I work with art students and program probably three new projects a week. It is okay to anticipate the needs of the people you work with and not have them spell out everything, it is okay to make a good solution even if no one asked for it, especially if you work with hardware.

E.g. knowing my "customers" I knoe they will return 2 hours before their exam is something is wrong. Guess when that debug mode comes in handy? Exactly then.

There are however ways that needlessly overcomplicate solutions or add more moving parts than needed or simply waste valuable time in the wrong moment. These need to be avoided.

What is the best way to write a program? Depends.

jdw64•9m ago
Why do I always feel so different from these people? Am I the strange one? I think things like that. I like the saying YAGNI, and starting from XP, I follow the idea of keeping things simple and fast, addressing 'current requirements' as they are.

But I actually think that things like JSON Schema, UML, and READMEs are not unnecessary complexity, but rather function as a kind of social language. Just implementing things and not adding complexity to the library means, on the flip side, that there's a high risk of creating a system that only those who already know it can understand.

People always say 'You should YAGNI!' but that often just leads to tribal knowledge. In a startup, that knowledge tends to stay only with the founding members. It would be great if this tribal knowledge were always passed down, but there inevitably comes a point when it breaks, and then you're tied to the founders' bus factor.

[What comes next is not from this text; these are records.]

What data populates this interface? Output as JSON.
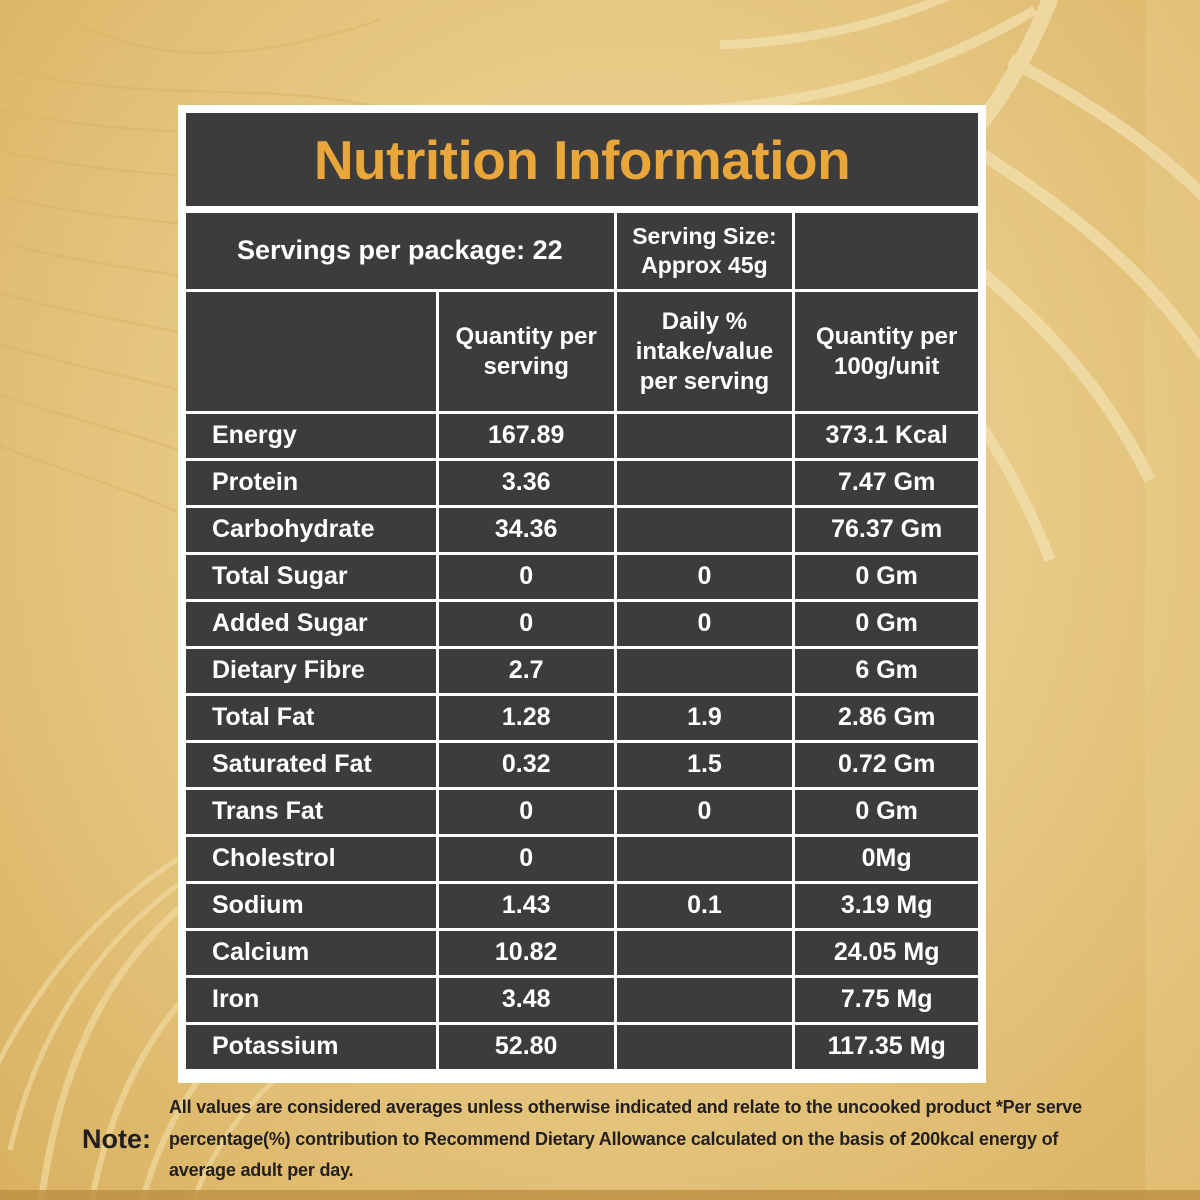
{
  "title": "Nutrition Information",
  "meta": {
    "servings": "Servings per package: 22",
    "serving_size": "Serving Size: Approx 45g"
  },
  "table": {
    "columns": {
      "item": "",
      "per_serving": "Quantity per serving",
      "daily_pct": "Daily % intake/value per serving",
      "per_100g": "Quantity per 100g/unit"
    },
    "rows": [
      {
        "label": "Energy",
        "per_serving": "167.89",
        "daily_pct": "",
        "per_100g": "373.1 Kcal"
      },
      {
        "label": "Protein",
        "per_serving": "3.36",
        "daily_pct": "",
        "per_100g": "7.47 Gm"
      },
      {
        "label": "Carbohydrate",
        "per_serving": "34.36",
        "daily_pct": "",
        "per_100g": "76.37 Gm"
      },
      {
        "label": "Total Sugar",
        "per_serving": "0",
        "daily_pct": "0",
        "per_100g": "0 Gm"
      },
      {
        "label": "Added Sugar",
        "per_serving": "0",
        "daily_pct": "0",
        "per_100g": "0 Gm"
      },
      {
        "label": "Dietary Fibre",
        "per_serving": "2.7",
        "daily_pct": "",
        "per_100g": "6 Gm"
      },
      {
        "label": "Total Fat",
        "per_serving": "1.28",
        "daily_pct": "1.9",
        "per_100g": "2.86 Gm"
      },
      {
        "label": "Saturated Fat",
        "per_serving": "0.32",
        "daily_pct": "1.5",
        "per_100g": "0.72 Gm"
      },
      {
        "label": "Trans Fat",
        "per_serving": "0",
        "daily_pct": "0",
        "per_100g": "0 Gm"
      },
      {
        "label": "Cholestrol",
        "per_serving": "0",
        "daily_pct": "",
        "per_100g": "0Mg"
      },
      {
        "label": "Sodium",
        "per_serving": "1.43",
        "daily_pct": "0.1",
        "per_100g": "3.19 Mg"
      },
      {
        "label": "Calcium",
        "per_serving": "10.82",
        "daily_pct": "",
        "per_100g": "24.05 Mg"
      },
      {
        "label": "Iron",
        "per_serving": "3.48",
        "daily_pct": "",
        "per_100g": "7.75 Mg"
      },
      {
        "label": "Potassium",
        "per_serving": "52.80",
        "daily_pct": "",
        "per_100g": "117.35 Mg"
      }
    ]
  },
  "note": {
    "label": "Note:",
    "text": "All values are considered averages unless otherwise indicated and relate to the uncooked product *Per serve percentage(%) contribution to Recommend Dietary Allowance calculated on the basis of 200kcal energy of average adult per day."
  },
  "colors": {
    "accent_gold": "#e9a63b",
    "cell_dark": "#3c3c3c",
    "grid_white": "#ffffff",
    "background_gold": "#e7c985",
    "note_text": "#231f20"
  }
}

The code I'm brought in to maintain is exactly like this. Layers of tacit knowledge, like how certain hardware issues were missed, so if you code it the 'correct' way, it breaks.

Of course, as the OP said, documenting everything and drawing UML is also a failure. Personally, I don't think documentation is always necessary either, because keeping documentation up to date also costs time and effort.

And in reality, codebases are never clean. They change shape according to the organization's power structure. If the DevOps team is powerful, the infrastructure code gets thicker. The way API boundaries are drawn shifts depending on how responsibilities are split between backend and frontend teams.

For example, when I participated in API design as a backend developer, the frontend company asked me to put all the metadata for a single entity into one API. Their reason was that it was hard for them to handle multiple requests and they'd rather do the filtering on their own side. In reality, the right design would have been zero-trust, where I only send what's necessary. But since they were a tier above me, I just went along with it.

In that sense, I wonder if Silicon Valley culture, which carries a narrative of starting small and growing into one unified whole, is why these practices are seen as universal. I personally think using JSON Schema or writing libraries is a kind of social convention, but I don't necessarily agree with it. That said, I think the OP's opinion can be summarized as: 'Scale up when you need to scale, and don't create unnecessary boundaries that don't fit your organizational structure.'

A small team moves fast, sees user feedback, and redesigns boundaries through refactoring when needed, growing the system along the way. It's cliché, but it's also the hardest part, and it varies depending on the programmer's experience.

I envy developers in Silicon Valley. The idea of owning code and being able to make these kinds of arguments feels so foreign to me.

When I deliver software, based on my experience, I just paste in the most complex template I can think of, regardless of scale. Honestly, that's a bad programming habit too. For small code, opening, writing, and closing within a single method is often enough. The key question is whether the program keeps running, so there's no need to overcomplicate with layers.

Smart programmers usually know at what scale to stop when designing. But for a copy-paste-style coder like me, who just assembles code blocks that worked well before, it's a different story. That often ends up taking more time.

Whenever I start a new project, I immediately think about error policies, validation tables, evidence tables, and so on. I struggle through them, which sometimes delays things. But reading posts like this always feels fresh.

Sometimes I wonder: am I really a programmer, or just a factory worker?